I’m often asked
- how to take a nap during the day,
- how long should that nap be for (i.e. the duration of the nap), and
- what’s the best time to take a nap?
Here’s the answer to question 3.
One of my favourite experts on napping is Dr Sara Mednick, and I’ve just discovered that she has her famous Nap Wheel (previously only available on the front cover of her book) on her website, which is really cool.
So now you can easily work out when to take your nap for the best advantages of alertness, memory integration, improved motor skills, greater executive function of your brain, mood enhancement and numerous health benefits.
Dr Mednick suggests that the best time to take your nap is when you are having a ‘down’ point in your day, which might be the time when you’re tempted to go and get a coffee at work, or you’re losing concentration, or you start fazing out, or even making errors. In some cases you might even want to fall asleep, of course.
These low periods usually happen after we have been awake for a certain number of hours, and our concentration seems to lapse. In fact Dr Mednick suggests using your wake up time to help you decide the best time to take a nap.
Here’s how to work out what’s the best time to take a nap:
- Using Dr Mednick’s wheel, use the curser on your computer to move the red dial on her Nap Wheel to the exact time that you wake up in the morning (or afternoon/night, if you are a shift-worker)
- You will find the Nap Wheel on the right hand side of this page: http://www.takeanap.info/
- Moving clockwise around the wheel/times take note of where the yellow circle intersects the blue circle – and note the time that corresponds to that point of overlap. e.g. if your wake up time is 7.00 am, the 2 circles intersect at approximately 1.45 pm (or 13:45).

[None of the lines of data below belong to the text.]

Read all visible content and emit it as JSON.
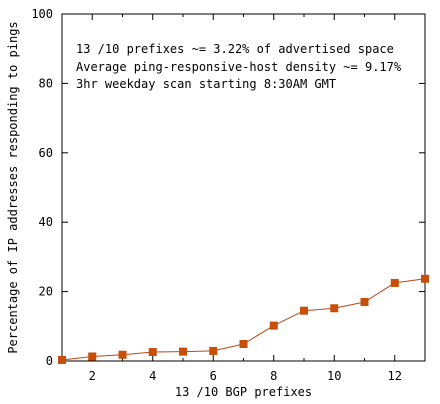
{
  "chart_data": {
    "type": "line",
    "title": "",
    "xlabel": "13 /10 BGP prefixes",
    "ylabel": "Percentage of IP addresses responding to pings",
    "xlim": [
      1,
      13
    ],
    "ylim": [
      0,
      100
    ],
    "x_ticks": [
      2,
      4,
      6,
      8,
      10,
      12
    ],
    "y_ticks": [
      0,
      20,
      40,
      60,
      80,
      100
    ],
    "grid": false,
    "legend": "none",
    "annotations": [
      "13 /10 prefixes ~= 3.22% of advertised space",
      "Average ping-responsive-host density ~= 9.17%",
      "3hr weekday scan starting 8:30AM GMT"
    ],
    "series": [
      {
        "x": [
          1,
          2,
          3,
          4,
          5,
          6,
          7,
          8,
          9,
          10,
          11,
          12,
          13
        ],
        "values": [
          0.3,
          1.3,
          1.8,
          2.6,
          2.7,
          2.9,
          4.9,
          10.2,
          14.5,
          15.2,
          17.0,
          22.5,
          23.7
        ]
      }
    ],
    "colors": {
      "line": "#b34a1a",
      "marker": "#c94e07",
      "axis": "#000000"
    }
  }
}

- The time that you just calculated using the Nap Wheel is the best time to start your nap.
If you would like to hear a short interview with Dr Mednick you will find one here: https://growingbolder.com/media/entertainment/books/sara-mednick-769.html
You will notice in this interview that Dr Mednick talks about a 90 minute nap – which is her preferred duration of a nap – but in her book she states that we can derive benefits from a nap of 6 minutes duration or more.